The primary responsibility for meeting the College's academic requirements rests with each student. This chart serves as a guide to the required and elective courses that fulfill the units needed for graduation. They are explained in greater detail on the following pages. The complete requirements for graduation are outlined in the Academic Regulations section of this catalog.
I. Liberal Arts 101 (First-Year Seminar; 1 unit)
II. Modes of Inquiry (1 unit in each)
Artistic Creation and Analysis
Historical and Cultural Analysis
Modeling and Analysis
III. Category Requirements (1 unit in each)
The Brown Honors Program core requirements are found in the Programs of Study section.
Units for Core: 10
Among the 32 units required for graduation, the following distribution of courses must also be fulfilled. These courses can count toward modes, categories, majors, minors and/or concentrations.
- Two units in humanities (can be from same department): English, Modern Languages and Cultures, Philosophy, Religious Studies, Honors
- Two units in mathematics or natural sciences (can be from same department): Biology, Chemistry, Computer Science, Geological Sciences, Mathematics, Physics, Honors
- Two units in social science (can be from same department): Anthropology and Sociology, Communication Studies, Economics and Management, History, Political Science, Psychology, Honors
- One unit in fine arts: Art and Art History, Music, Theatre, Honors
Major Requirement: All students are required to complete an approved major.
Units for Major: 8-10
Minors: Students may choose to complete a minor.
Departmental and Interdisciplinary Minors
Concentrations: Students may also choose to complete a concentration designed to prepare them for specific careers.
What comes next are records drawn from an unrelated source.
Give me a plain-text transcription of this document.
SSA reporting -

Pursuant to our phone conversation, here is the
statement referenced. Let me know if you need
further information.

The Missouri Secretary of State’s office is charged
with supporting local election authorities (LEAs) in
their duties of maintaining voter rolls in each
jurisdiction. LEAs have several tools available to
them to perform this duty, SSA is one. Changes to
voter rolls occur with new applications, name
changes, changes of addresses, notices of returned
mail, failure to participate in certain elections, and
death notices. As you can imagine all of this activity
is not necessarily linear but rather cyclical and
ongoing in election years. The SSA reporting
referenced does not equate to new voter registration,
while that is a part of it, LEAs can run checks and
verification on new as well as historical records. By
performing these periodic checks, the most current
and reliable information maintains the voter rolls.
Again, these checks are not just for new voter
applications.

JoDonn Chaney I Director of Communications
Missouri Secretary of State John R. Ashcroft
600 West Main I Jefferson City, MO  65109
Some of these concentrations are linked to the College's Institutes and Centers, and, in these cases, students must be admitted to the respective Institute or Center to participate fully in its curriculum. The available concentrations are listed below.
Law, Justice, and Society
Public Policy and Service
Institutes, Centers, Programs
Prentiss M. Brown Honors Program
Center for Sustainability and the Environment
Gerald R. Ford Institute for Leadership in Public Policy and Service
Carl A. Gerstacker Institute for Business and Management
Institute for Healthcare Professions
Fritz Shurmur Center for Teacher Development
General Electives: Electives are courses that do not count toward a specific program (such as a major) but contribute toward the total units needed for graduation.
Units for Electives: 12-14
Writing Competency Examination: All students must also pass the writing competence requirement before they graduate.